Si la vie politique russe revêtait encore un intérêt, on décortiquerait, à trois semaines de la présidentielle du 14 mars, les subtiles joutes électorales. Mais le vainqueur est connu d'avance, et les observateurs les plus perspicaces en sont réduits à analyser les moindres sorties du tsar comme un événement majeur. De là à dire qu'ils se réjouissent du moindre faux pas… La presse moscovite indépendante (il en existe quelques avatars) fait en tout cas ses choux gras des mésaventures de Vladimir Poutine, chef des armées, en déplacement dans le Grand Nord. L'homme y a assisté en début de semaine à d'importantes manœuvres stratégiques de la marine.

Mardi, le chef du Kremlin était à bord du sous-marin nucléaire Novomoskovsk. Les deux missiles (non armés) qu'il devait tirer ne sont jamais sortis des tubes de lancement. Mercredi un autre sous-marin, le Karelia, a bien mis à feu un RSM-54 (SS-N-23 selon la classification OTAN), mais l'engin a dévié de sa trajectoire et s'est autodétruit après 98 secondes… «L'agresseur potentiel est prié d'attendre un peu», a titré le quotidien d'opposition Nezavissimaïa Gazeta, se gaussant de l'échec total de ces manœuvres, les plus importantes depuis vingt ans pour l'arsenal des missiles stratégiques – un arsenal dont Poutine affirmait encore en octobre dernier qu'il était «la pierre angulaire de la défense russe, et le resterait longtemps».

Les télévisions, elles, toutes contrôlées par le Kremlin, n'ont pas pipé mot de ces incidents, se contentant de diffuser les images d'un Vladimir Poutine maussade au lendemain de son escapade malheureuse en sous-marin, expliquant du cosmodrome de Plessetsk que la Russie resterait une puissance nucléaire: «Nous allons nous doter de nouvelles armes stratégiques […] Des armes capables d'atteindre tous les continents à une vitesse supersonique avec une haute précision, tant en ce qui concerne l'altitude que la précision», a fanfaronné le président, avant de reconnaître qu'il y avait eu «du bon et du moins bon» dans les exercices auxquels il venait d'assister.

Rien ne permet d'affirmer que cette humiliation publique du chef suprême des armées aura un quelconque impact sur sa réélection annoncée.

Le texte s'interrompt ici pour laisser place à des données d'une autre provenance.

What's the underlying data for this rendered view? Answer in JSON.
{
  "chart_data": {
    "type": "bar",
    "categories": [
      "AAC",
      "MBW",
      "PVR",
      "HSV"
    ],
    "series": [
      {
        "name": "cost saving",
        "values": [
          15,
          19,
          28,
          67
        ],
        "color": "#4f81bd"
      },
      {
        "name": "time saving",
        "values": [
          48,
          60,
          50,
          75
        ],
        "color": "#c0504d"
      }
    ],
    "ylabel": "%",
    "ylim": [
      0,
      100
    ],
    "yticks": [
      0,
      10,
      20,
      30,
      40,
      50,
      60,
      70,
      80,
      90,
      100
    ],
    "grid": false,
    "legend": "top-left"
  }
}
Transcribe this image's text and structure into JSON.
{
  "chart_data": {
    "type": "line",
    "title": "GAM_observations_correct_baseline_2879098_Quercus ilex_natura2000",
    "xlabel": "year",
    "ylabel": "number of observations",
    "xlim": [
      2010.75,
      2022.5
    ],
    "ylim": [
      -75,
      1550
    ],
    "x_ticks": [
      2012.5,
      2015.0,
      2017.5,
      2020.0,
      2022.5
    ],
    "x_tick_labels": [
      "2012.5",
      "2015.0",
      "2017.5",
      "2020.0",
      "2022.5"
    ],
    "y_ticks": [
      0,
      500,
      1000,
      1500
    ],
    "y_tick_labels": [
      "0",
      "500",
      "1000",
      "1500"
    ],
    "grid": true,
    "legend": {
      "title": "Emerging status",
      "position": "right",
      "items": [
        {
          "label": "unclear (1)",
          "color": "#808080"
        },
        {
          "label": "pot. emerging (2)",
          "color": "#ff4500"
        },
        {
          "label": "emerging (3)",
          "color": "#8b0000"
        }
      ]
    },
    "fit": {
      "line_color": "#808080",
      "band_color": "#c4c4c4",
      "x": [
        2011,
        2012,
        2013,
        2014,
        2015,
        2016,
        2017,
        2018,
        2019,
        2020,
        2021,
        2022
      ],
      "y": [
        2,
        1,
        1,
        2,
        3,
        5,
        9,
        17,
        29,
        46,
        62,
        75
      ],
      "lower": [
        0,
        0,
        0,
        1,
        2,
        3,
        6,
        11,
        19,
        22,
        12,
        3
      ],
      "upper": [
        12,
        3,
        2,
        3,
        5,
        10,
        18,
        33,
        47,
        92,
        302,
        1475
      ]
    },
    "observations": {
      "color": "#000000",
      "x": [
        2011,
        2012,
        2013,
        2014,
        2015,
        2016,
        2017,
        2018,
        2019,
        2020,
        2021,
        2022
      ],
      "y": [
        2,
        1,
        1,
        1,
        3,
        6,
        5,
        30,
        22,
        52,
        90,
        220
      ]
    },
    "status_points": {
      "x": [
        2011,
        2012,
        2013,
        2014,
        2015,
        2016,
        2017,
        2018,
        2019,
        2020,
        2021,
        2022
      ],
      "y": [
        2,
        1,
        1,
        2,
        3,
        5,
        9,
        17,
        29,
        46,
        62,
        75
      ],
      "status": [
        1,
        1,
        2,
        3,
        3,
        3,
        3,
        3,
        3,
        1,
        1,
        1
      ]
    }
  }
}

Mais l'ironie du sort veut que la précédente humiliation, il y a trois ans et demi, avait eu lieu au même endroit, avec les mêmes acteurs: en août 2000, le naufrage du sous-marin Koursk avec 113 marins à bord avait provoqué une immense émotion en Russie et une incompréhension de l'opinion pour l'attitude du tout nouveau président qui avait choisi de rester en vacances au bord de la mer Noire plutôt que d'aller afficher une quelconque compassion aux familles des victimes.

Arsenal délabré…

Les dysfonctionnements de mise à feu et de trajectoire des missiles nucléaires observés cette semaine laissent deviner l'état de délabrement d'un arsenal encore trop cher pour le budget rétréci de l'armée, même si le nombre de têtes nucléaires n'a cessé de diminuer depuis une décennie. Un peu inférieur à 6000 ogives à l'heure actuelle, cet arsenal demeure le seul attribut permettant au Kremlin de prétendre faire jeu égal avec les Etats-Unis dans la catégorie des superpuissances. Une illusion que le président russe entretient volontiers en direction de son électorat, mais qui peut faire sourire à l'énoncé, par un expert militaire russe, d'une des raisons possibles des incidents: «Les missiles n'ont pas fonctionné parce qu'ils étaient stockés depuis trop longtemps.»